Malino does not believe that homosexuality is a sin and does not believe the Bible should be taken literally. "It was written in its own historical and cultural context, and as a Reform Jew, I take that into account," she says.

She also supports same-sex marriage. "I think that gay people should have the same civil rights as everybody else, including the right to get married to the person we love."

She and her partner had their own wedding in 1998, an outdoor ceremony in New York presided over by Malino's father and late grandfather, both rabbis in the Reform movement. The couple also went to Vermont for a civil license, after that state made it legal. And they have an appointment to go to San Francisco's City Hall for a marriage license next month, if that city is still issuing them.

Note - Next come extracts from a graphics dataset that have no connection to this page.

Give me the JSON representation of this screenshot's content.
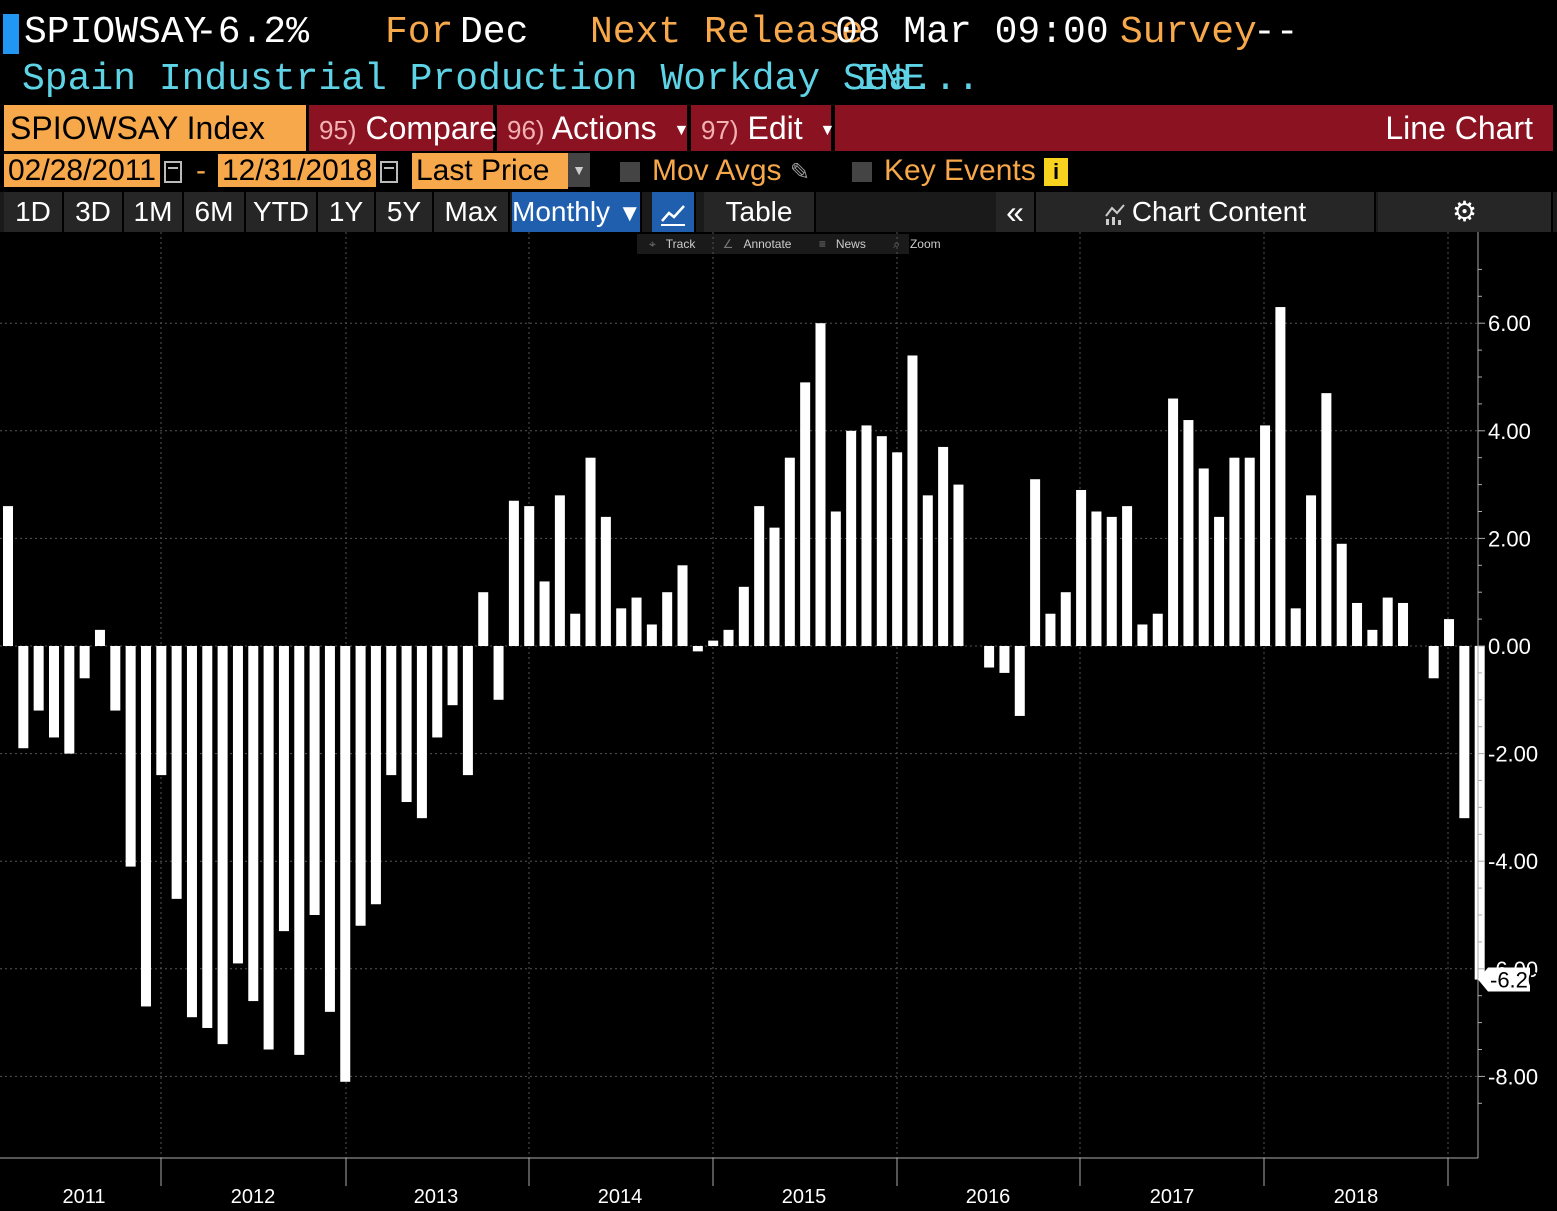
{
  "header": {
    "ticker": "SPIOWSAY",
    "change": "-6.2%",
    "for_label": "For",
    "for_value": "Dec",
    "next_release_label": "Next Release",
    "next_release_value": "08 Mar 09:00",
    "survey_label": "Survey",
    "survey_value": "--",
    "description": "Spain Industrial Production Workday Sea...",
    "source": "INE"
  },
  "toolbar": {
    "ticker_index": "SPIOWSAY Index",
    "compare_num": "95)",
    "compare_label": "Compare",
    "actions_num": "96)",
    "actions_label": "Actions",
    "edit_num": "97)",
    "edit_label": "Edit",
    "chart_type": "Line Chart"
  },
  "daterange": {
    "start": "02/28/2011",
    "separator": "-",
    "end": "12/31/2018",
    "field": "Last Price",
    "mov_avgs": "Mov Avgs",
    "key_events": "Key Events",
    "info_icon": "i"
  },
  "periods": {
    "items": [
      "1D",
      "3D",
      "1M",
      "6M",
      "YTD",
      "1Y",
      "5Y",
      "Max"
    ],
    "frequency": "Monthly",
    "table": "Table",
    "collapse": "«",
    "chart_content": "Chart Content"
  },
  "tools": {
    "track": "Track",
    "annotate": "Annotate",
    "news": "News",
    "zoom": "Zoom"
  },
  "colors": {
    "background": "#000000",
    "bar": "#ffffff",
    "accent_orange": "#f7a84a",
    "accent_cyan": "#5fd3e6",
    "toolbar_red": "#8b1220",
    "selected_blue": "#1f5fae"
  },
  "chart_data": {
    "type": "bar",
    "ylim": [
      -9.0,
      7.6
    ],
    "yticks": [
      6,
      4,
      2,
      0,
      -2,
      -4,
      -6,
      -8
    ],
    "ytick_labels": [
      "6.00",
      "4.00",
      "2.00",
      "0.00",
      "-2.00",
      "-4.00",
      "-6.00",
      "-8.00"
    ],
    "last_value_label": "-6.20",
    "year_labels": [
      "2011",
      "2012",
      "2013",
      "2014",
      "2015",
      "2016",
      "2017",
      "2018"
    ],
    "grid": true,
    "values": [
      2.6,
      -1.9,
      -1.2,
      -1.7,
      -2.0,
      -0.6,
      0.3,
      -1.2,
      -4.1,
      -6.7,
      -2.4,
      -4.7,
      -6.9,
      -7.1,
      -7.4,
      -5.9,
      -6.6,
      -7.5,
      -5.3,
      -7.6,
      -5.0,
      -6.8,
      -8.1,
      -5.2,
      -4.8,
      -2.4,
      -2.9,
      -3.2,
      -1.7,
      -1.1,
      -2.4,
      1.0,
      -1.0,
      2.7,
      2.6,
      1.2,
      2.8,
      0.6,
      3.5,
      2.4,
      0.7,
      0.9,
      0.4,
      1.0,
      1.5,
      -0.1,
      0.1,
      0.3,
      1.1,
      2.6,
      2.2,
      3.5,
      4.9,
      6.0,
      2.5,
      4.0,
      4.1,
      3.9,
      3.6,
      5.4,
      2.8,
      3.7,
      3.0,
      0.0,
      -0.4,
      -0.5,
      -1.3,
      3.1,
      0.6,
      1.0,
      2.9,
      2.5,
      2.4,
      2.6,
      0.4,
      0.6,
      4.6,
      4.2,
      3.3,
      2.4,
      3.5,
      3.5,
      4.1,
      6.3,
      0.7,
      2.8,
      4.7,
      1.9,
      0.8,
      0.3,
      0.9,
      0.8,
      0.0,
      -0.6,
      0.5,
      -3.2,
      -6.2
    ]
  }
}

"It's like adding your voice to the group of people who are seriously requesting this," Malino explains.

Like many other faiths, Judaism is split over homosexuality. The Orthodox and Conservative branches of Judaism do not allow openly homosexual clergy, while the Reform and Reconstructionist branches ordain them. Malino hopes for a resolution.

"I think there can be, and I think there are some people in both the Orthodox and Conservative communities who are working toward resolution," she says. "Whether they actually change their beliefs or not, I think there will be growing levels of tolerance for each other's beliefs, and in some ways that may be the most we can hope for."

WILLIAM CHESTER McCALL III

This year, the Rev. William Chester McCall III celebrates 25 years in the ordained ministry.

Born and raised in the Bay Area as a Catholic, he knew he wanted to be a minister since he was 12 years old. But he also knew he was a "sexual being," meaning he wanted to pursue ordination in a faith that would not require him to be celibate.

He began as a United Church of Christ minister and is now working with the Unitarian Universalist Association, a liberal movement whose roots are Judeo-Christian but does not subscribe to a particular religious creed.

Last summer, he took a one-year position as interim associate minister for First Unitarian Universalist Church of San Diego, a Hillcrest congregation with about 650 members.

Church president Joy Gorian says his sexual orientation is not a factor at First Unitarian Universalist. "It has not in any way adversely affected our congregation, because we are a people who believe that human beings have dignity no matter what their sexual orientation is," Gorian says.

McCall considers himself bisexual. He's been married twice but has been in a same-sex relationship with a partner for the past 15 years. "It's easier to say I'm gay because that's the slot people are going to put me in, rather than say I'm bisexual," he says.

No, he does not consider his sexual orientation a sin. "If it's such a sin, then why I am so blessed?" asks McCall. Instead, he talks about the importance of being in a "right relationship" - one that is not abusive and includes commitment, accountability and sharing.

The 55-year-old clergyman has served in several congregations and social service organizations during his career. He says the color of his skin has been more of an issue than his sexuality. "People are more afraid of me because I'm a black male than because I'm gay."

McCall supports gay marriage. He and his partner, he says, consider themselves married - though the idea of doing it officially in San Francisco is a new option that they are considering.

Like others who defend homosexuality, McCall does not read the Bible literally. He believes it is not the Bible, but some of its interpreters, who condemn him. And when he needs reassurance, he looks at the screen on his cell phone, which is programmed with the message: "You are God's child!!!"

He sets down the phone and adds: "I don't just believe it. I know it."

What would God say about the religious divides over homosexuality? "Get over it," McCall answers. "God does not support anything that divides us from each other or ourselves."

He paraphrases Jesus' teachings from the Gospels: "Love thy God with all thy heart and thy neighbor as thyself." He talks about the possibility of a world someday where the color of your skin or who you love doesn't matter. "I better hope that or else I wouldn't be doing what I do."